La division était dans l'Église constitutionnelle, et causait un grand scandale. Les uns prenaient fait et cause pour le vicaire; les autres, et c'était la majeure partie de la paroisse, se déclaraient contre lui, à tel point qu'un dimanche, le voyant à l'autel, ils jetèrent de hauts cris; et ils se seraient portés, dit-on, à des voies de fait, s'ils n'avaient pas été retenus par le respect du lieu et la crainte de troubler l'ordre du quartier. Le vicaire, se voyant menacé d'être destitué, soit par l'évêque, soit par le peuple, sentit le besoin de chercher un appui hors de la paroisse. Il s'adressa donc aux administrateurs de la section du quartier, dite de la rue de Montreuil, qui l'avaient encouragé précédemment en le faisant nommer membre du conseil de la commune, titre dont il se glorifiait à l'excès.

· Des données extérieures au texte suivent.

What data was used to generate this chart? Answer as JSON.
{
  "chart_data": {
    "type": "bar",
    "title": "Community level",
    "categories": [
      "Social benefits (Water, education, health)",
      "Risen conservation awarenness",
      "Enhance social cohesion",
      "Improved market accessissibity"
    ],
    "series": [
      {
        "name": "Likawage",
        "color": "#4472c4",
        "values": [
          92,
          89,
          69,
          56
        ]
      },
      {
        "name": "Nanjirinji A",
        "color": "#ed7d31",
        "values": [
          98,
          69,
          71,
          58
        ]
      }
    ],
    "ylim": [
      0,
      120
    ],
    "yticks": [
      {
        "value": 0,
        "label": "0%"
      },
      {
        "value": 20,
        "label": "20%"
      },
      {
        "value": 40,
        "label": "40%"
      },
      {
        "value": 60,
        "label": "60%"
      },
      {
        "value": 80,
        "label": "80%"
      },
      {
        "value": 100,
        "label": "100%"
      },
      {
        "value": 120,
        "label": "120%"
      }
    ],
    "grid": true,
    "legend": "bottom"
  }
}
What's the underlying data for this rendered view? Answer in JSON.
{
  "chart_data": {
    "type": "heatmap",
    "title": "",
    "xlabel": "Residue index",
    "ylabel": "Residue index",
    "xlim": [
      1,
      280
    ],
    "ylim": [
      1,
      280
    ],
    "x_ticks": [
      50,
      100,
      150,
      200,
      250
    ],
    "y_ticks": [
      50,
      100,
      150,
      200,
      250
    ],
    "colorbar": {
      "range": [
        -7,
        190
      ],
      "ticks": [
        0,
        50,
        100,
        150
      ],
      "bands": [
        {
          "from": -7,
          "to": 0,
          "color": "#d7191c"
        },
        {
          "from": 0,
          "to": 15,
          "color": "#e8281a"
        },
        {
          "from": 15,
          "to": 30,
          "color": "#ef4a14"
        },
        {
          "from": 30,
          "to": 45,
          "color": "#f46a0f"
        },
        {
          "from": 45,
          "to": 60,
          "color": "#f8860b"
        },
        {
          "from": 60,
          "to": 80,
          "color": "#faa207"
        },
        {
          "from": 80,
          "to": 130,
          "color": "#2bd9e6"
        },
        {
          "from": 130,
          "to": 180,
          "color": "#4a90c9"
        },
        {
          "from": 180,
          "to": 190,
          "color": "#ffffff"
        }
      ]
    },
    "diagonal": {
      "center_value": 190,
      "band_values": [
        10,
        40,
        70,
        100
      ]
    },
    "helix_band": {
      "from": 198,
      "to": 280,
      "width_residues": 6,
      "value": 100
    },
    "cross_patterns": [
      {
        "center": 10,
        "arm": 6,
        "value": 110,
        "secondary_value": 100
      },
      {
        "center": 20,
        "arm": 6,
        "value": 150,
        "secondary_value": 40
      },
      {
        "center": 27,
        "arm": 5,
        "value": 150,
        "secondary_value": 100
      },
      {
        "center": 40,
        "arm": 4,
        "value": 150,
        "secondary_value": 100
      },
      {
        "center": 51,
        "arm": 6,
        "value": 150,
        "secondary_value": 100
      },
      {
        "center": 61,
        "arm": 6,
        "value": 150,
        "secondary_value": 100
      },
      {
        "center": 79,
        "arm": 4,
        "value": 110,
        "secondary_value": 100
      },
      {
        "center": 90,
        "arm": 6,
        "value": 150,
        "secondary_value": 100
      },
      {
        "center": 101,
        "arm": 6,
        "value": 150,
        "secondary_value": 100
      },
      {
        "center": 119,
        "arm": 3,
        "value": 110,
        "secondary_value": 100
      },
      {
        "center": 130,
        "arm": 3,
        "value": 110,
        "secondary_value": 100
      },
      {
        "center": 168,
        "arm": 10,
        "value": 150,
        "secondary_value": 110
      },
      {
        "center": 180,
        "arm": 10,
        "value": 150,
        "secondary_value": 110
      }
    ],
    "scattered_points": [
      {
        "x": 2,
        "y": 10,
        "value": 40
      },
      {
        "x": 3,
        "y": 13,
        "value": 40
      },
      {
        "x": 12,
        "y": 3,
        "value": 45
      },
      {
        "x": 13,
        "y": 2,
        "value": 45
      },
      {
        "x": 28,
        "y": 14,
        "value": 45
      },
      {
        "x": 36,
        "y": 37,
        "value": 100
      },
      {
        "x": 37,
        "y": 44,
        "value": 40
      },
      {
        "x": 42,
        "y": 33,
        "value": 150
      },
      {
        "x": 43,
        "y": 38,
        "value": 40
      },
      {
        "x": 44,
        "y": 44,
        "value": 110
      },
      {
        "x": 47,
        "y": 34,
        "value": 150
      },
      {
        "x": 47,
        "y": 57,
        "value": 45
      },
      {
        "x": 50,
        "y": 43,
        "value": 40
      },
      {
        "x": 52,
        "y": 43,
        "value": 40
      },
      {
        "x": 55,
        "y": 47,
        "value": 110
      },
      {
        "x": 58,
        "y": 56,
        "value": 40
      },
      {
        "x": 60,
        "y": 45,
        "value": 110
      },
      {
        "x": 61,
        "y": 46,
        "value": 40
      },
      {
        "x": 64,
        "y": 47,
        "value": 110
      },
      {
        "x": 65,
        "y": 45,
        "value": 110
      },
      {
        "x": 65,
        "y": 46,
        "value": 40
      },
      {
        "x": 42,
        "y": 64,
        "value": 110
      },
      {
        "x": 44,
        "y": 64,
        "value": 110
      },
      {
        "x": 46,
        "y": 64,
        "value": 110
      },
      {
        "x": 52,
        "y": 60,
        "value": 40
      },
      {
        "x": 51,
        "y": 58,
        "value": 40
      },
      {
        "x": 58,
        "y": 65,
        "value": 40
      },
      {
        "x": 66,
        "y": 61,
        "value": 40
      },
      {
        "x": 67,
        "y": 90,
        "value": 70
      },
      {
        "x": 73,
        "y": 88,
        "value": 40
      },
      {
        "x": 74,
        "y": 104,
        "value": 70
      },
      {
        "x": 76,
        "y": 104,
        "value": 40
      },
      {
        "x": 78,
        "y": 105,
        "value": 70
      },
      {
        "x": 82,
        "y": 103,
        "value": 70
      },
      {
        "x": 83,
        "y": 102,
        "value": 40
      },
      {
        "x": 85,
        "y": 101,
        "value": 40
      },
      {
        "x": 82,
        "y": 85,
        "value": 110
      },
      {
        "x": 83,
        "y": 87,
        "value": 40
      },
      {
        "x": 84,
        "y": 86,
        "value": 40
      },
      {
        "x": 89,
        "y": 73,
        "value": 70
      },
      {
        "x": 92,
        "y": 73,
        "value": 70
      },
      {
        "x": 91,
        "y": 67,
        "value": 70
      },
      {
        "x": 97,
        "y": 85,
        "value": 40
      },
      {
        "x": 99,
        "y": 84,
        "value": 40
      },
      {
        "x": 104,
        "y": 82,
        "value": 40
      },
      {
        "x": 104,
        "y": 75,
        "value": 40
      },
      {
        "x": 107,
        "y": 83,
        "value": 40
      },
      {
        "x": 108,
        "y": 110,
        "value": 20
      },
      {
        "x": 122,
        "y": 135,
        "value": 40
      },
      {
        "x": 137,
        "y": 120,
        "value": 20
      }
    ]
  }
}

Les administrateurs, qui étaient des jacobins, et qui favorisaient en cette qualité tout ce qui pouvait tendre à l'anéantissement de l'ancienne discipline, s'empressèrent de venir en aide au vicaire, et de le soutenir de tout leur pouvoir. Ils convoquèrent en conséquence une assemblée générale et extraordinaire de la section. La convocation, faite au son du tambour, attira un grand concours de citoyens et de citoyennes. Je me sers des termes de la relation. M. Aubert parut au milieu de cette foule, et prononça un discours tendant à justifier sa conduite et à répondre aux reproches qu'on lui avait faits relativement à son mariage. Il le fit d'une manière peu

(1) Hist. parlem., t. XV, p. 220.

flatteuse pour les habitants de la paroisse, auxquels il prodiguait les noms d'ignorants, de fanatiques et d'hypocrites qui, par leur plainte, tendaient un piége à l'évêque, dont ses lumières et son patriotisme sauront le préserver. Il ne ménagea pas plus son curé, qui avait signé cette plainte, et qui avait adressé en outre, à l'évêque, une dénonciation particulière en demande d'interdiction et de destitution du vicaire et du sacristain. Il leur opposa la constitution, ce second Évangile, qui ne reconnaissait plus de vœux contraires à la nature. Son principal argument était tiré des paroles de saint Paul Que chaque femme ait son mari, et chaque homme sa femme : conseil qui, selon lui, avait été suivi dans la primitive Église, où, comme il le prétendait, les prêtres se mariaient et vivaient avec leurs femmes, tout en servant à l'autel. Il leur était même défendu, disait-il, de s'en séparer sous prétexte de religion. Il proposait cet exemple au curé et aux autres prêtres qui l'avaient dénoncé, en leur demandant s'ils se croyaient plus purs et plus fidèles observateurs de l'Évangile que ces fondateurs de la religion, que ces héros du christianisme. Il les renvoyait ensuite aux excellents ouvrages sur les inconvénients du célibat ecclésiastique, publiés, depuis la révolution, par des évêques et des prêtres dont un grand nombre ont déjà fait comme lui, ou du moins ont applaudi à sa conduite.

Ces principes de la théologie nouvelle étaient du goût des vertueux citoyens du faubourg Saint-Antoine, qui s'étaient délivrés du fanatisme et des préjugés vulgaires pour s'en tenir uniquement à l'Évangile de la constitution et des droits de l'homme et du citoyen.